Lucy Mack Smith e Mary Musselman Whitmer não foram as únicas seguidoras do Profeta Joseph Smith a familiarizar-se com a caracterização do anjo como “Néfi”.
Enquanto ditava seu manuscrito original de sua história, Joseph Smith não surpreendeu o Setenta e escrivão James Mulholland quando mencionou Néfi, ou teria provocado pausas e perguntas. Smith e os Apóstolos John Taylor e Wilford Woodruff organizaram e revisaram esse manuscrito para publicação oficial nos jornais oficiais da Igreja SUD Times and Seasons (Vol. 3 No. 12 p. 753), no dia 15 de abril de 1842. Nem Smith, obviamente, nem os Apóstolos Taylor e Woodruff (editor e co-editores do Times and Seasons, respectivamente), se surpreenderam com a menção de Néfi o suficiente para provocar correções ou mesmo questionamentos. O Apóstolo Parley P. Pratt, editor do The Latter-day Saints’ Millennial Star (Vol. 03 No. 4 p. 53), preparou esse mesmo texto para publicação em agosto de 1842, e ele tampouco se surpreendeu com a menção de Néfi.
[Veja imagens das primeiras publicações oficiais da narrativa do anjo e das placas aqui]

Trecho do manuscrito original da história da Igreja, ditada pelo Profeta Joseph Smith, anotado pelo Setenta James Mulholland (ca. 1839)
O Apóstolo Franklin D. Richards preparou o manuscrito para publicação para a primeira edição da Pérola de Grande Valor, publicada em 1851, e ele manteve o texto como originalmente documentado no manuscrito: “Néfi”. Ele é o quarto Apóstolo que vemos não sentir quaisquer surpresas ou apreensões com a identificação de Néfi como o anjo que visitara Joseph Smith em setembro de 1823.

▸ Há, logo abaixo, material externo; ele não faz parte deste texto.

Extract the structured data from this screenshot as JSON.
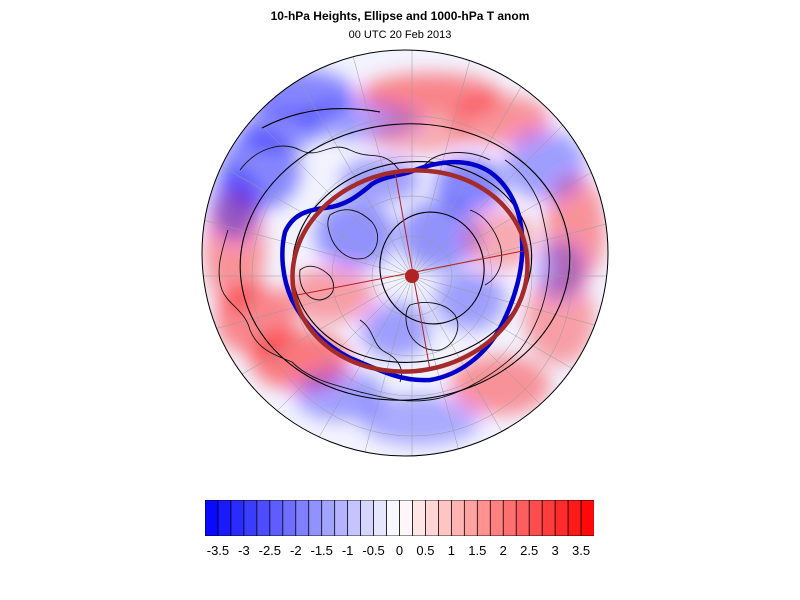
{
  "title": "10-hPa Heights, Ellipse and 1000-hPa T anom",
  "subtitle": "00 UTC 20 Feb 2013",
  "map": {
    "projection": "north-polar-stereographic",
    "shading_field": "1000-hPa temperature anomaly",
    "overlays": [
      "10-hPa height contours",
      "polar vortex edge contour",
      "fitted ellipse",
      "ellipse axes"
    ],
    "colors": {
      "vortex_edge": "#0000cc",
      "ellipse": "#a52a2a",
      "negative": "#0000ff",
      "positive": "#ff0000"
    }
  },
  "colorbar": {
    "levels": [
      -3.75,
      -3.5,
      -3.25,
      -3,
      -2.75,
      -2.5,
      -2.25,
      -2,
      -1.75,
      -1.5,
      -1.25,
      -1,
      -0.75,
      -0.5,
      -0.25,
      0,
      0.25,
      0.5,
      0.75,
      1,
      1.25,
      1.5,
      1.75,
      2,
      2.25,
      2.5,
      2.75,
      3,
      3.25,
      3.5,
      3.75
    ],
    "labels": [
      "-3.5",
      "-3",
      "-2.5",
      "-2",
      "-1.5",
      "-1",
      "-0.5",
      "0",
      "0.5",
      "1",
      "1.5",
      "2",
      "2.5",
      "3",
      "3.5"
    ],
    "min_color": "#0000ff",
    "mid_color": "#ffffff",
    "max_color": "#ff0000"
  }
}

Página 41 da primeira edição da Pérola de Grande Valor, 1851 (M224.1 P359 1851 no. 10_v0001_00079)
A alteração para “Morôni” na Pérola de Grande Valor foi introduzida apenas para a sua segunda edição de 1878, preparada pelo Apóstolo Orson Pratt, e canonizada como escritura na Conferência Geral de outubro de 1880. Foi Pratt quem alterou o manuscrito da Lucy Mack Smith de “Néfi” para “Morôni”, e supostamente quem orientou o Apóstolo Albert Carrington a alterar o manuscrito original de Joseph Smith e James Mulholland entre 1871 e 1874.²

“Néfi Subjuga Seus Irmãos Rebeldes” por Arnold Friberg, sob encomenda para, e publicado pela, A Igreja de Jesus Cristo dos Santos dos Últimos Dias. Reproduzido sob permissão
Lucy Smith e Mary Whitmer foram as mulheres mais intimamente relacionadas com as placas de ouro e a tradução do Livro de Mórmon. Smith acompanhou toda a trajetória de seu filho profeta desde suas primeiras visões, e Whitmer teve suas próprias visões. Ambas acompanharam intimamente todo o processo de tradução e publicação, além de sua intimidade lhes oferecer acesso às testemunhas oficiais. Ambas demonstraram estar perfeitamente à vontade com o conceito de que Néfi fora o anjo que guiara o jovem Joseph às placas de ouro.
NOTAS
[1] Tradução do texto original para o português padronizada com a forma da tradução em português do trecho atualmente publicado pela Igreja SUD em sua Pérola de Grande Valor apenas para facilitar comparações pelo leitor familiarizado com esta.
[2] O historiador Dan Vogel convincentemente argumenta através de análise caligráfica que o escrivão-editor foi o Apóstolo Albert Carrington, historiador da Igreja entre 1871 e 1874, durante esse período.
““(…) minha avó, por ter que cuidar de tantas pessoas extras, além de sua já considerável família, estava sempre sobrecarregada com trabalho até o ponto que ela sentia que era um enorme fardo. (…) ela encontrou um estranho carregando algo em suas costas que parecia uma mochila. (…) Então ele desatou sua mochila e mostrou-lhe um maço de placas (…) Essa pessoa desconhecida virou as páginas do livro de placas, uma após a outra, e também lhe mostrou as gravações nelas; (…) (…) Daquele momento em diante, minha avó foi capacitada a cumprir com suas tarefas domésticas com maior facilidade, e ela não sentiu mais o desejo de murmurar por causa de seu pesado fardo.”
1. Não teria sido esse estranho personagem alguém a mando de Joseph Smith, que aproveitando-se da credulidade da velha senhora a fez parar de reclamar?
2. Provável produção parapsíquica de Joseph Smith semelhante a de Helena Blavatsky – Joseph Smith, muito antes de ter recebido as tais placas de ouro, já conhecia o conteúdo delas.Ele contava essas histórias antes de seu irmão Alvin morrer, em novembro de 1823, mas só teria acesso ao conteúdo das tais placas em setembro de 1827. Esse testemunho explica porque JS DITOU o Livro de Mórmon olhando pra dentro do chapéu, sem necessidade de “traduzir” (ler) as placas.
Veja aqui Daniel C. Peterson, apologista Mórmon, contando os relatos de Emma Smith e David Whitmer (testemunha do Livro de Mórmon) de que Joseph nunca se utilizou das tais placas para traduzir o Livro de Mórmon.
3. Alteração do nome do “anjo” por Orson Pratt – infelizmente o mau exemplo vinha do próprio Smith, que fazia alterações de seus escritos quando queria, ao sabor de suas mudanças de ideia
Por que mudariam?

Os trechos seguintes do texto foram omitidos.